Morreu a Chita. Fiquei muito surpreendido, porque para morrer agora teria de ter muitos anos e que eu saiba os chimpanzés não vivem tanto. Não importa, pode ser um caso de longevidade extrema ou, então, de usurpação de identidade.
Recordo-me dos deliciosos livros aos quadradinhos com o Tarzan, a Chita e a Jane. Devorava as histórias, considerava-as muito atraentes, havia algo de mágico difícil de explicar para uma criança. Quando tive oportunidade de ver o primeiro filme fiquei deslumbrado por ver em movimento o que via no papel.
Esta vivência fantasiosa deverá ter-me marcado imenso e permitiu, agora que penso nisso não tenho dúvidas, respeitar e admirar os chimpanzés. Sempre me senti constrangido como foram e são tratados estes animais, nomeadamente na investigação científica. Recentemente, a descodificação dos genomas humanos e dos chimpanzés veio revelar o elevado grau de semelhança em termos genéticos. Partilhamos cerca de 98,5% dos genes. Se em termos fisio-anatómicos as diferenças são óbvias, em termos comportamentais e cognitivos os chimpanzés também revelam sentimentos, inteligência e têm as suas formas de comunicação.
Tem-se discutido muito se não deveremos inclui-los no género Homo, ficando com três espécies: o Homo troglodytes (chimpanzé comum) o Homo paniscus (chimpanzé pigmeu) e o Homo sapiens (chimpanzé humano).
O Instituto Nacional de Medicina, presidido pelo assumido cristão evangélico Francis Collins, acaba de recomendar a suspensão de financiamento a toda a investigação que envolva estes animais, o que lhe valeu o reconhecimento de cientistas não religiosos. Na base desta decisão está precisamente o tal reconhecimento de identidade com os seres humanos, o que, para o núcleo duro dos cristãos, que negam a alma a qualquer animal não humano, é de realçar. De facto há em toda esta história dos seres humanos algo mal contado, como o direito a ter "alma", o que lhes permite provocar "descontinuidade" entre "Nós e os Outros", quando, na realidade, existe apenas "continuidade" entre todos os seres vivos, como é percetível através da evolução.

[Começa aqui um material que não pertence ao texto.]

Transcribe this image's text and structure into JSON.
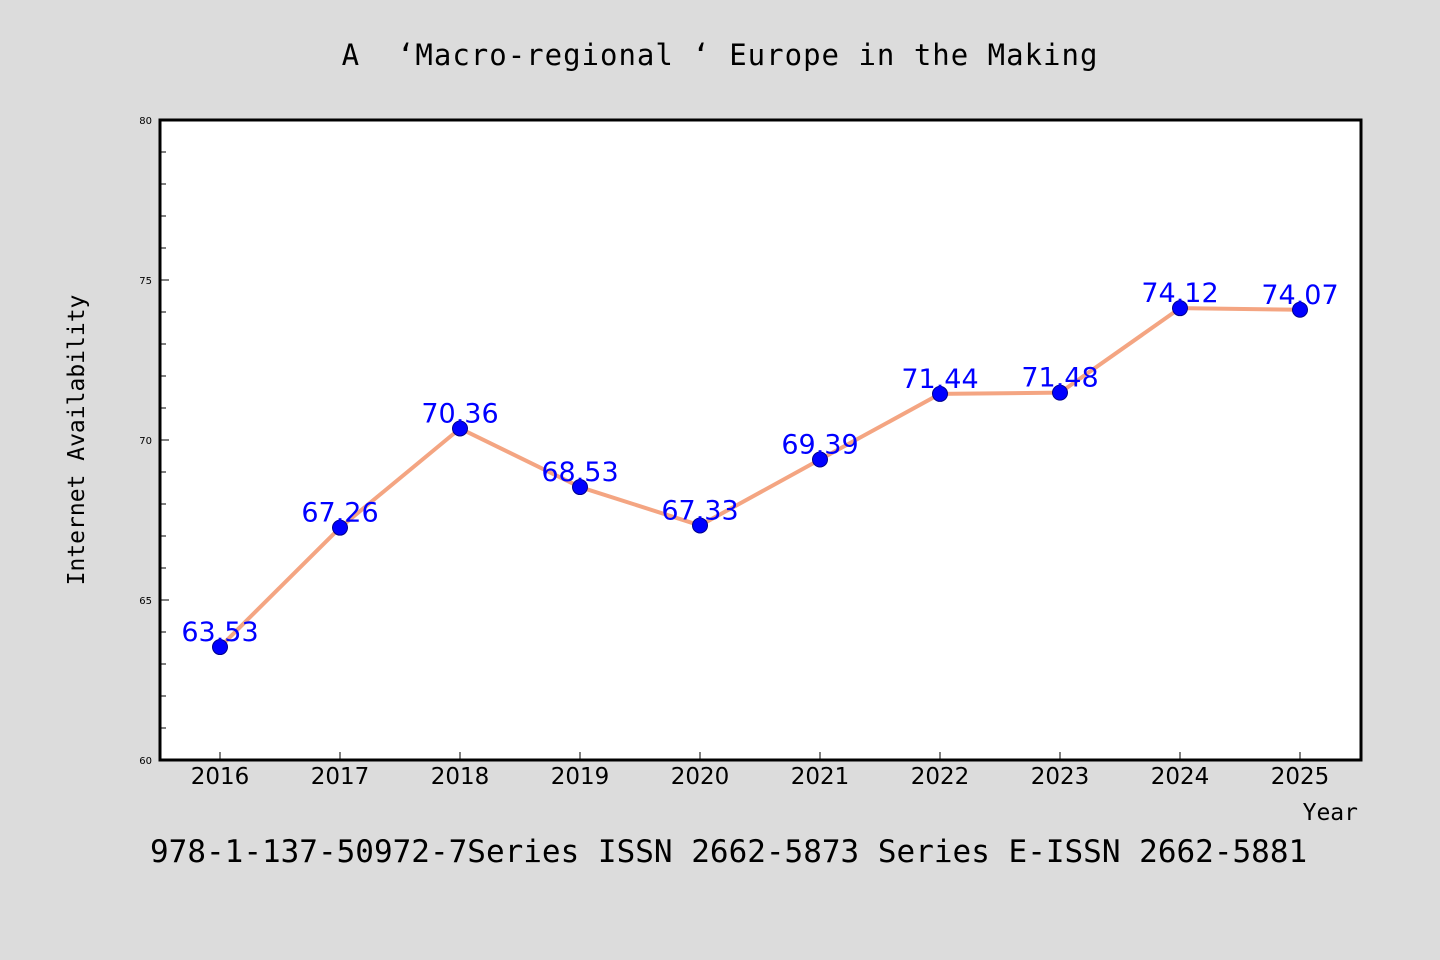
{
  "colors": {
    "background": "#dcdcdc",
    "plot_background": "#ffffff",
    "line": "#f4a582",
    "marker": "#0000ff",
    "data_label": "#0000ff"
  },
  "chart_data": {
    "type": "line",
    "title": "A  ‘Macro-regional ‘ Europe in the Making",
    "xlabel": "Year",
    "ylabel": "Internet Availability",
    "categories": [
      "2016",
      "2017",
      "2018",
      "2019",
      "2020",
      "2021",
      "2022",
      "2023",
      "2024",
      "2025"
    ],
    "series": [
      {
        "values": [
          63.53,
          67.26,
          70.36,
          68.53,
          67.33,
          69.39,
          71.44,
          71.48,
          74.12,
          74.07
        ],
        "labels": [
          "63.53",
          "67.26",
          "70.36",
          "68.53",
          "67.33",
          "69.39",
          "71.44",
          "71.48",
          "74.12",
          "74.07"
        ]
      }
    ],
    "ylim": [
      60,
      80
    ],
    "yticks": [
      "60",
      "65",
      "70",
      "75",
      "80"
    ],
    "grid": false,
    "legend": "none"
  },
  "footer": {
    "text": "978-1-137-50972-7Series ISSN 2662-5873 Series E-ISSN 2662-5881"
  }
}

Outro aspeto, também duvidoso, tem a ver com o direito de suserania relativamente aos "outros" e ao ambiente, baseado, entre nós, ocidentais, precisamente na Bíblia. Estas atitudes ou interpretações poderão ser responsáveis pelas atrocidades cometidas contra o ambiente, contra as outras espécies e também contra si próprio.
Voltando às aventuras com Tarzan, poderei especular que a singularidade, a beleza e a atração exercidas pelos intervenientes terão a ver precisamente com a não existência de "descontinuidade" entre espécies, sobretudo entre o Homo troglodytes e o Homo sapiens, a não reivindicação de alma por parte do humano e o não "direito" a ser proprietário dos outros e do espaço envolvente. Sendo o ser humano mais inteligente, competir-lhe-á, isso sim, exercer a função de guarda e de segurança de tudo o que o rodeia, protagonizado pelo Tarzan nas suas aventuras, sempre acompanhado da fiel Chita.
É curioso como certas histórias encerram significados e ensinamentos tão belos, que só agora me apercebi, mas que entretanto não deixaram de produzir os seus efeitos.
Ainda bem, Chita. Obrigado.

4 comentários:

Suzana Toscano disse...

Outro dia vi que fizeram "crescer" a Mónica e o Cebolinha, com banda desenhada onde aparecem adultos, vi que a Mafalda "tem" 40 anos, enfim, a Chita não devia ter morrido nem os outros cresceram, o que interessa é como os fixámos na nossa infância, vão existir sempre e ficar sempre crianças, isso podemos nós decidir e ninguém tem nada com isso. A Chita, o Tarzan e a Jane,guarde-os bem e não leia essas notícias, quem precisa de se actualizar nisso? Um abraço.

Bartolomeu disse...

Aprecio imenso a sinceridade.
Assim, e em consequência, devo confessar que o título do post me remeteu de imediato para os vestidos em algodão estampado, que as mãos abilidosas das portuguesas, verdadeiras fadas dos idos de 50 e 60, confeccionavam.
Lembro-me de, tal como os deliciosos filmes do Tarzan da Chita e da Jane, terem marcado uma época e, até certo ponto... uma ideologia. Uma época em que se conseguia achar um sentido edificante para tudo, porque a maioria deste "tudo", nascia das mãos e do engenho de todos.
Hoje, espantamo-nos por vezes, como era possível que tantas coisas funcionassem tão bem, sem os meios de que hoje dispomos. Estou a lembrar-me por exemplo e porque ainda ha muito pouco tempo, relembrando um saudoso médico de Seia, o Doutor Guilherme e em contraposição com a actualidade, os diagonósticos eram feitos sem recurso a exames em máquinas sufisticadas e sem necessidade de recorrer à opinião de uma equipe.
Estranhos tempos aqueles, em que um médico, por auscultação, identificava (quase) sem erro, o mal que apoquentava o doente...
Não quero dizer com isto, que não reconheça a evolução, tanto no diagonóstico como no tratamento das múltiplas doenças. Aquilo a que me refiro concretamente, é à perca do sentido da... apalpação e da auscultação... importantíssimos, em meu entender.
;))

Margarida Corrêa de Aguiar disse...

Caro Professor Massano Cardoso
Li a notícia da morte da Chita. Li que morreu com 80 anos (equivalente), teve uma vida longa. Voltei a lembrar-me dela, se bem que nunca a tivesse esquecido. Adorava a Chita. Faz parte da minha costela de criança, aquela que todos temos.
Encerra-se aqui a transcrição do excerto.